ごめんよレディースたち
以前読んだ本「さよなら、男社会」尹雄大(ゆんうんで)著と「マチズモを削り取れ」武田砂鉄著は、男性性について考えるきっかけだったり、男性優位社会の現在位置を知ることができる本だ。この二冊を読んでぼくは何度も大きく頷いた。
ほくは50代の男だからこの日本社会では圧倒的な優位な立場に立っている。そんなマチズモ真っ只中のぼくですら、中年男性たちの言動や立ち振舞いに、いい加減嫌気がさしている。例えて言うなら、自分もタバコは吸うけど他の人の煙は嫌い、とかそういう感じに似ているのかもしれない。
今朝、通勤中にいつもと違う車両に乗った。今日から降車する駅が変わるので、それに合わせて乗る車両を変えたのだ。次の駅に着くと出口のところで邪魔にならないように一度電車の外に出た。そしたら駅のホームにいたスタッフさんが「4号車は女性専用ですよ」とぼくの耳元でささやく。間違えていた。ぼくは女性専用車両に乗ってたのだ。
ぼくは「あっ」と小さく声を出してすぐに隣の車両に移った。あたりまえだけど、とても恥ずかしかった。「ごめんよレディースたち、悪気はなかったんだよ」と心の中でつぶやく。恥ずかしさとは別の感情もあった。それは「なんだよ、女性専用って、ちっ! そのせいで、こっちの車両はオッサン専用みたいになっとるやんけ!」というような憤りの感情だ。失敗した恥ずかしさからくる逆ギレのようなものだが、これもぼくの本音なのだ。
女性専用車両が必要なことは分かっているつもりだし、そんな社会を作ってしまっているのは、間違いなく我々男性で、みっともなくて恥ずかしい社会だなと思う。ぼくだっておのれの男性性をコントロールして生活しているつもりだから、思わず心に浮かんだおのれの悪態に戸惑ってしまう。
コントロール? そうかやっぱりコントロールしないとダメなんだ。分かっていた。ぼくの中にある「マチズモ」は隙あらば顔を出そうとしてくる。もはやそんなもの必要ないと思っているし、捨てられるものなら捨ててしまいたい。でもそれはぼくの一部としてそこにある。

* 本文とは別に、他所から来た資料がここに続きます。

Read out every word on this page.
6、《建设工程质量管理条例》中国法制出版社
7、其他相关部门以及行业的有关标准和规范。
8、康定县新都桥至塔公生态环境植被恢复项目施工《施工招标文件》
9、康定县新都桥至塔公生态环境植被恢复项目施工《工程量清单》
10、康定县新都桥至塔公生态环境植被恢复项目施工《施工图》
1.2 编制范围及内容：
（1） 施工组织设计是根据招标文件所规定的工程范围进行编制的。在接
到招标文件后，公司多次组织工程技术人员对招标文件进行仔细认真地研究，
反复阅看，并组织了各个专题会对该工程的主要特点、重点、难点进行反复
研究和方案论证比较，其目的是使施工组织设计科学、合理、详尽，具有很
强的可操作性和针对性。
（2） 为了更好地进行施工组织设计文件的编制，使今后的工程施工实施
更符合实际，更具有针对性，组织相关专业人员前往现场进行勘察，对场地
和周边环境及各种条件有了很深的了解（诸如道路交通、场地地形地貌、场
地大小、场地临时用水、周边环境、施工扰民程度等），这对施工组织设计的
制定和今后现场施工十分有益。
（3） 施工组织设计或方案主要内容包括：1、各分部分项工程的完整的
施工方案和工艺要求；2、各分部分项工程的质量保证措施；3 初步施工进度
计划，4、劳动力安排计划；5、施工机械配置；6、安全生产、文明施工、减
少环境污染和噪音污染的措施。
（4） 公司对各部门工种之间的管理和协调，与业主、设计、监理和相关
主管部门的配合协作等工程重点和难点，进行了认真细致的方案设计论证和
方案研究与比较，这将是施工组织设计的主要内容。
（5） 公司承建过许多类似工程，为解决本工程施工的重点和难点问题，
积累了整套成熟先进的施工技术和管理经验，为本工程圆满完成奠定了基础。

今日もぼくは男性性をコントロールして生活している。電車に乗ると向かいの男も両隣の男も股をガバッと広げて座っている。ぼくは自分の男性性をコントロールしているので、大人しく足を閉じて座る。そうやってぼくは自分の男性性を隠して生きていく。
中年男性に提案があります。オッサン専用車両になっても不快になりたくないので、みんなお行儀よくして、日頃から清潔感を意識して、できればオシャレに気をつかって、爽やかなオッサン車両で通勤しませんか。とりあえずそのマチズモを隠しておきませんか。